Hacker News new | ask | show | jobs
by westwing 2056 days ago
There are extremists on the left, Biden disavowed them publicly.

There are extremists on the right, Trump disavowed them publicly.

Nevertheless, media commentators on either side try to portrait these candidates as if they supported, or at least "enabled" extremists.

Can you be more specific on how either of these candidates "enable" or "do not enable" extremism? How would you falsify an accusation of "enabling" something?

3 comments

What you are pointing out here is fundamentally true and verifiable. I think I find myself, along with many other americans, in a bizarre position where we see comments like this which we know are accurate get barraged by downvotes or whatever system in Internet commentary exists to decrease the visibility of the comment, and I find this troubling. This mostly happens, from what I've seen, if there is any suggestion within the comment that the right is in some way defensible. I think many internet forums have tried to use downvotes as a signal for validity, but so frequently that signal is obviously misapplied, making it almost entirely meaningless. In fact, it is has become a signal for the direction of the political leanings of the majority, rather than anything having to do with the usefulness or appropriateness of any given comment.

This is probably a bad thing.

Genuinely interested when/where Trump disavowed right wing extremists. I've seen him refuse to denounce white supremacy in the first debate but I haven't seen him denounce anyone who might vote for him
> Genuinely interested when/where Trump disavowed right wing extremists.

https://www.factcheck.org/2020/02/trump-has-condemned-white-...

https://www.bbc.com/news/election-us-2020-54381500

> I've seen him refuse to denounce white supremacy in the first debate...

That was clearly a missed opportunity to clear things up, but the counter-question "Who do you want me to condemn?" is a fair one. It's easy for Trump to condemn the KKK, not so easy to condemn militia groups in general. Similarly, it's easy for Biden to condemn rioters, not so easy to condemn Antifa in general. Effectively, both candidates dodged that question.

> ... I haven't seen him denounce anyone who might vote for him.

That's moving the goalpost a bit too far for my taste. Trump has condemned white supremacists, that at least is on the record.

"to condemn Antifa" Antifa is a construct from Fox News to designate a broad category of mostly young people that range from anarchists calling for direct democracy to people who are against racism and intolerance that have in common that they are not against clashing with police forces. So condemning Antifa does not make much sense. Maybe he could have condemned violence in the protests but anyone who has been in a demonstration knows elements in both the protesters and the police are looking for the clash. But the police always has the upper hand and violently crush what is mostly damage to property. Just tell me how many people have been killed by so called "Antifa"? Is that comparable to the number of people that have been killed by right-wing activists? Why is it always the progressive leaders that get shot? Right wing activists always say they are here to "defend" against something but they are the one attacking.
Here's a compilation of some of the instances he's done so: https://streamable.com/sr9o2s
Title of that one says 20 times, here's one with 38 times: https://www.youtube.com/watch?v=Bd0cMmBvqWc
> Can you be more specific on how either of these candidates "enable" or "do not enable" extremism? How would you falsify an accusation of "enabling" something?
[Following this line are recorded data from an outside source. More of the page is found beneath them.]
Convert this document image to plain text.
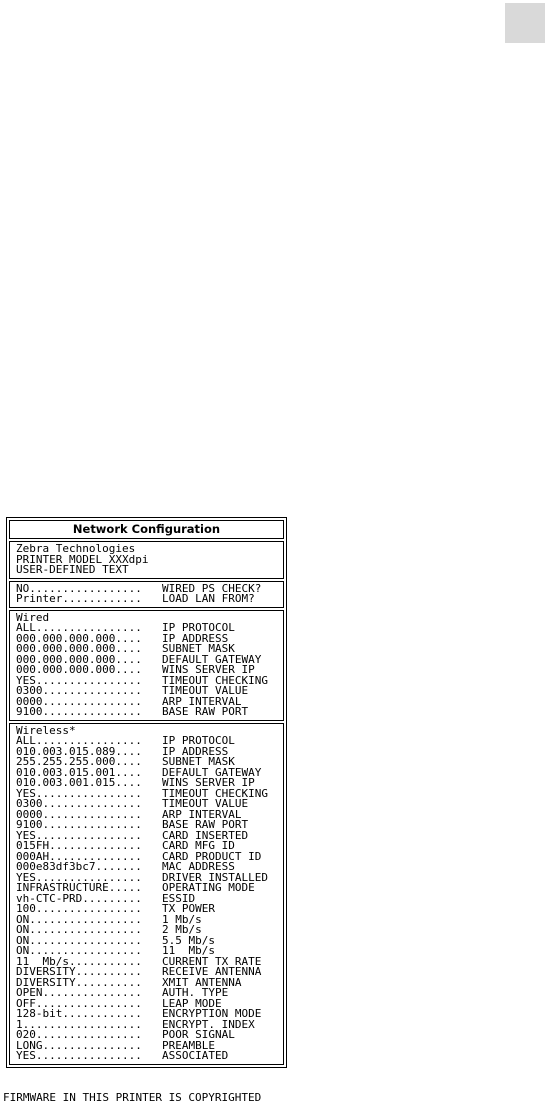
Network Configuration
Zebra Technologies
PRINTER MODEL XXXdpi
USER-DEFINED TEXT
NO.................	WIRED PS CHECK?
Printer............	LOAD LAN FROM?
Wired
ALL................	IP PROTOCOL
000.000.000.000....	IP ADDRESS
000.000.000.000....	SUBNET MASK
000.000.000.000....	DEFAULT GATEWAY
000.000.000.000....	WINS SERVER IP
YES................	TIMEOUT CHECKING
0300...............	TIMEOUT VALUE
0000...............	ARP INTERVAL
9100...............	BASE RAW PORT
Wireless*
ALL................	IP PROTOCOL
010.003.015.089....	IP ADDRESS
255.255.255.000....	SUBNET MASK
010.003.015.001....	DEFAULT GATEWAY
010.003.001.015....	WINS SERVER IP
YES................	TIMEOUT CHECKING
0300...............	TIMEOUT VALUE
0000...............	ARP INTERVAL
9100...............	BASE RAW PORT
YES................	CARD INSERTED
015FH..............	CARD MFG ID
000AH..............	CARD PRODUCT ID
000e83df3bc7.......	MAC ADDRESS
YES................	DRIVER INSTALLED
INFRASTRUCTURE.....	OPERATING MODE
vh-CTC-PRD.........	ESSID
100................	TX POWER
ON.................	1 Mb/s
ON.................	2 Mb/s
ON.................	5.5 Mb/s
ON.................	11  Mb/s
11  Mb/s...........	CURRENT TX RATE
DIVERSITY..........	RECEIVE ANTENNA
DIVERSITY..........	XMIT ANTENNA
OPEN...............	AUTH. TYPE
OFF................	LEAP MODE
128-bit............	ENCRYPTION MODE
1..................	ENCRYPT. INDEX
020................	POOR SIGNAL
LONG...............	PREAMBLE
YES................	ASSOCIATED
FIRMWARE IN THIS PRINTER IS COPYRIGHTED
I can indeed do this, but the question itself seems to be asked in bad faith. How on earth do you need me to report to you on Trump's behavior and words even into the final debate?

This isn't specifically about Trump, but about the political tactic of accusing the opponent of "enabling extremists". Both sides are using it.

Let's focus on the falsifiability: What would a candidate have to do in order to disprove the accusation?

If there isn't a clear answer to that question, then how is this tactic materially different from name-calling?